Drunk on You

49.1K 2.9K 75
                                    

Oh crap...

Kali ini, umpatan itu kutujukan untuk perempuan baya yang menyambutku saat aku sampai di apartemen Pak Stevie. Mengapa aku harus bertemu ibunya malam ini?

Hari ini, semua orang benar-benar berkonspirasi untuk menghancurkanku.

Dengan langkah gontai, aku memasuki apartemen. Aku tidak mungkin tiba-tiba memutar arah, karena tindakan itu sama saja dengan membuatku terlihat seperti pengecut. Jadi, dengan dagu diangkat tinggi, aku menghadapi Nyonya Besar Maretha Kawilarang yang menatapku dingin. Kusadari, tidak ada tempat untuk mencari perlindungan.

Sejak berhubungan dengan Pak Stevie, aku mencari tahu lebih jauh tentang ibunya. Perempuan tersebut masih cantik di usia yang menginjak tujuh puluh tahun. Hanya keriput di sudut mata yang memberikan tanda-tanda usia di wajahnya. Dia masih aktif di banyak acara sosial, terutama yang berhubungan dengan lingkungan, juga mengelola yayasan yang bergerak di bidang pendidikan. Di saat seharusnya dia beristirahat dan menikmati masa tua dengan tenang, Maretha Kawilarang masih sibuk dengan semua sosialisasinya.

Aku yakin Mama akan cocok bergaul dengan perempuan seperti beliau. Perempuan yang tidak ragu mengorbankan keluarga demi citra, uang, dan nama baik di mata publik.

"Kamu tinggal di sini?"

Aku sudah membuka mulut untuk melontarkan kebohongan, tapi percuma. Sepintas lihat, siapa pun akan tahu kalau aku tinggal di sini.
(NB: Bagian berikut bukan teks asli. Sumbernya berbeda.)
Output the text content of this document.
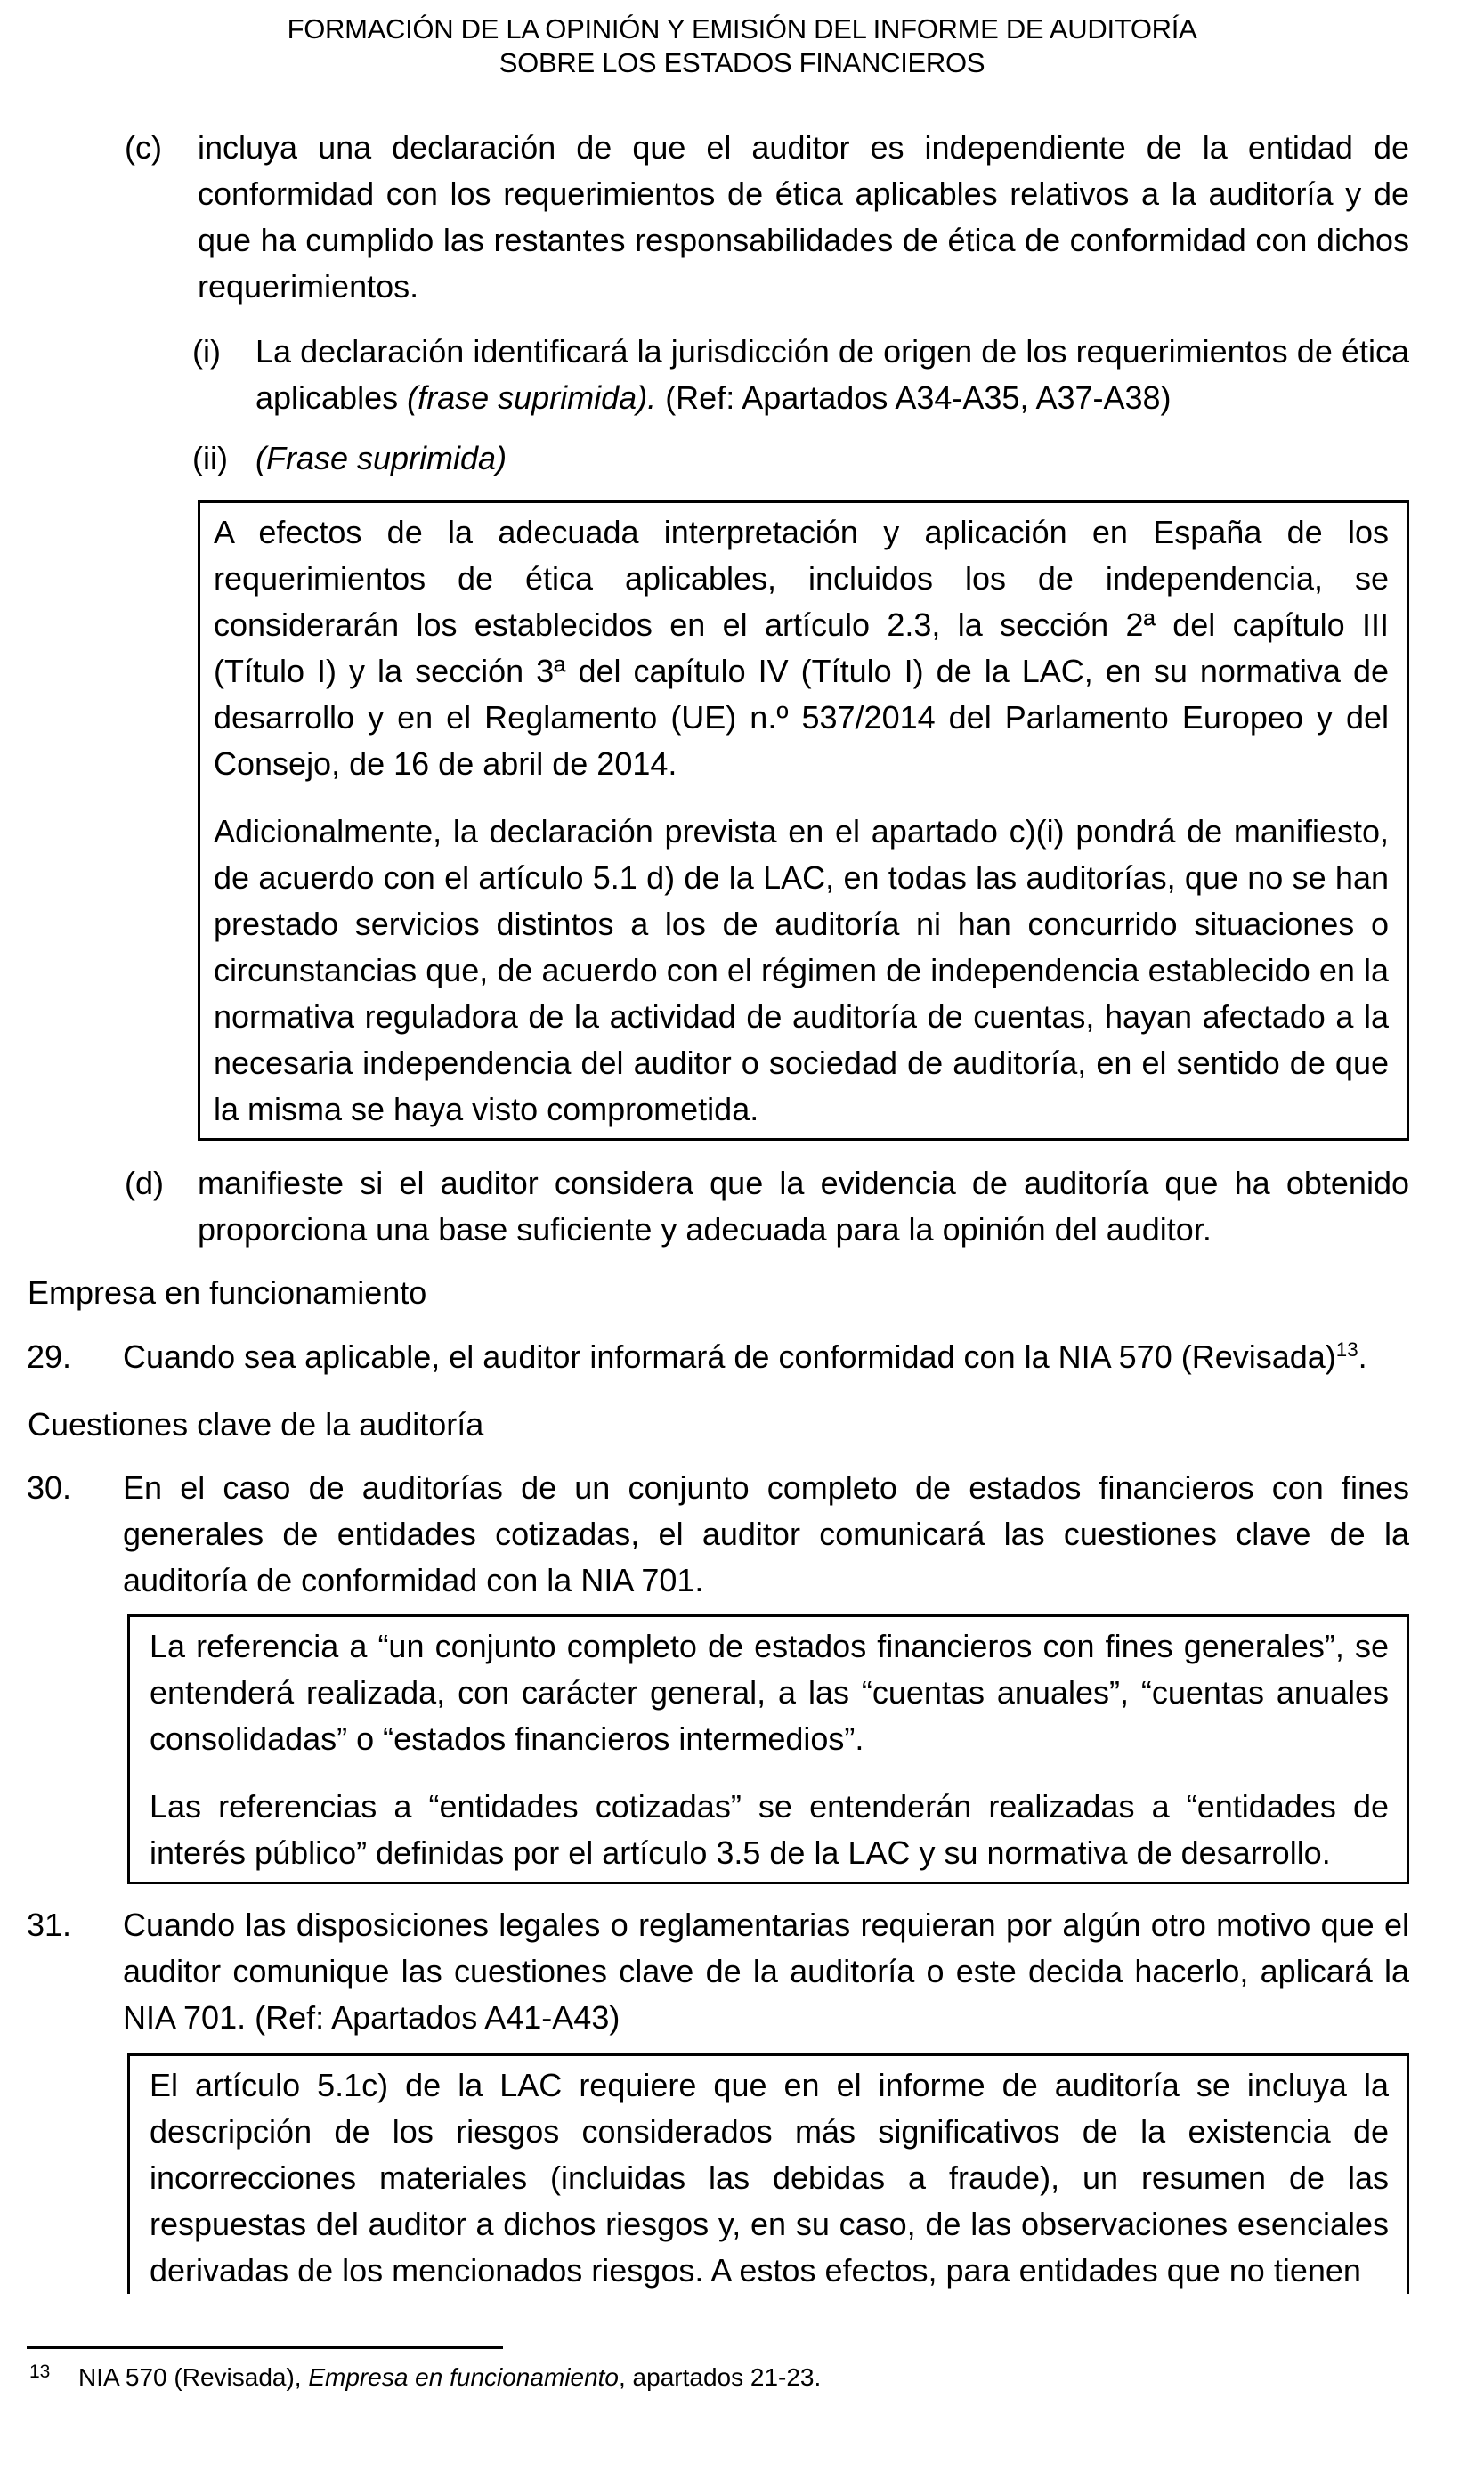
FORMACIÓN DE LA OPINIÓN Y EMISIÓN DEL INFORME DE AUDITORÍA
SOBRE LOS ESTADOS FINANCIEROS
(c) incluya una declaración de que el auditor es independiente de la entidad de conformidad con los requerimientos de ética aplicables relativos a la auditoría y de que ha cumplido las restantes responsabilidades de ética de conformidad con dichos requerimientos.
(i) La declaración identificará la jurisdicción de origen de los requerimientos de ética aplicables (frase suprimida). (Ref: Apartados A34-A35, A37-A38)
(ii) (Frase suprimida)
A efectos de la adecuada interpretación y aplicación en España de los requerimientos de ética aplicables, incluidos los de independencia, se considerarán los establecidos en el artículo 2.3, la sección 2ª del capítulo III (Título I) y la sección 3ª del capítulo IV (Título I) de la LAC, en su normativa de desarrollo y en el Reglamento (UE) n.º 537/2014 del Parlamento Europeo y del Consejo, de 16 de abril de 2014.
Adicionalmente, la declaración prevista en el apartado c)(i) pondrá de manifiesto, de acuerdo con el artículo 5.1 d) de la LAC, en todas las auditorías, que no se han prestado servicios distintos a los de auditoría ni han concurrido situaciones o circunstancias que, de acuerdo con el régimen de independencia establecido en la normativa reguladora de la actividad de auditoría de cuentas, hayan afectado a la necesaria independencia del auditor o sociedad de auditoría, en el sentido de que la misma se haya visto comprometida.
(d) manifieste si el auditor considera que la evidencia de auditoría que ha obtenido proporciona una base suficiente y adecuada para la opinión del auditor.
Empresa en funcionamiento
29. Cuando sea aplicable, el auditor informará de conformidad con la NIA 570 (Revisada)$^{13}$.
Cuestiones clave de la auditoría
30. En el caso de auditorías de un conjunto completo de estados financieros con fines generales de entidades cotizadas, el auditor comunicará las cuestiones clave de la auditoría de conformidad con la NIA 701.
La referencia a “un conjunto completo de estados financieros con fines generales”, se entenderá realizada, con carácter general, a las “cuentas anuales”, “cuentas anuales consolidadas” o “estados financieros intermedios”.
Las referencias a “entidades cotizadas” se entenderán realizadas a “entidades de interés público” definidas por el artículo 3.5 de la LAC y su normativa de desarrollo.
31. Cuando las disposiciones legales o reglamentarias requieran por algún otro motivo que el auditor comunique las cuestiones clave de la auditoría o este decida hacerlo, aplicará la NIA 701. (Ref: Apartados A41-A43)
El artículo 5.1c) de la LAC requiere que en el informe de auditoría se incluya la descripción de los riesgos considerados más significativos de la existencia de incorrecciones materiales (incluidas las debidas a fraude), un resumen de las respuestas del auditor a dichos riesgos y, en su caso, de las observaciones esenciales derivadas de los mencionados riesgos. A estos efectos, para entidades que no tienen
13 NIA 570 (Revisada), Empresa en funcionamiento, apartados 21-23.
Sebelum aku berhubungan dengan Pak Stevie, apartemen ini terkesan dingin dan maskulin. Sekarang, ada banyak sentuhan perempuan di setiap sudut apartemen.

"Sudah sejauh mana hubunganmu dan Stevie?" tanyanya lagi. Nada suaranya terdengar dingin dan menusuk. Perempuan baya ini sama sekali tidak menyembunyikan rasa bencinya. Ekspresi wajahnya memperlihatkan penilaiannya terhadapku dengan jelas.

"Baru beberapa bulan," jawabku.
Sebelah alisnya terangkat. Aku tahu, bukan itu jawaban yang ingin didengarnya.

"Berapa umurmu?" tanyanya lagi. Kali ini, dia menatapku penuh penghakiman.

"Dua puluh dua."

Ekspresinya membuat hatiku mencelus. Aku tidak berani membayangkan penghakiman apa saja yang saat ini ada di benaknya.

"Apa yang kamu mau dari Stevie?"

His heart.

Itu jawaban yang sebenarnya, tapi bukan jawaban itu yang ingin didengarnya.

"I love him." Bahkan, setelah semua yang terjadi, aku masih bsia menjawab dengan yakin tentang perasaanku kepada Pak Stevie.

"Dia terlalu tua untukmu," timpalnya.

"Aku tahu. Aku juga menyadarinya."
"Tapi, kamu masi jatuh cinta kepadanya?" tanyanya lagi.

Aku mengangguk. Ada keyakinan di balik anggukan itu.

"Kamu tahu Stevie tidak pernah serius? Kamu berharap dia mau menikahimu?" cecarnya.

Aku tahu hal itu. Aku bahkan melihat dengan mata kepalaku sendiri, betapa mudahnya Pak Stevie berganti dari satu hubungan ke hubungan lainnya. Sejak awal dia sudah menegaskan kepadaku bahwa hubungan ini hanya untuk sementara.

Namun, dalam perjalanan aku jatuh cinta kepadanya. Kalau yang dikatakannya benar, Pak Stevie juga mencintaiku.

Against all odds.

Hubungan ini mungkin tidak akan bisa diterima oleh akal sehat. Namun, bukankah cinta seringkali berada di luar logika?

Meski hubungan ini diawali oleh permainan, jauh di dalam hati, aku tidak bisa menolak kehadiran harapan yang menginginkan hubungan ini untuk selamanya. Sampai sekarang pun, harapan itu masih ada.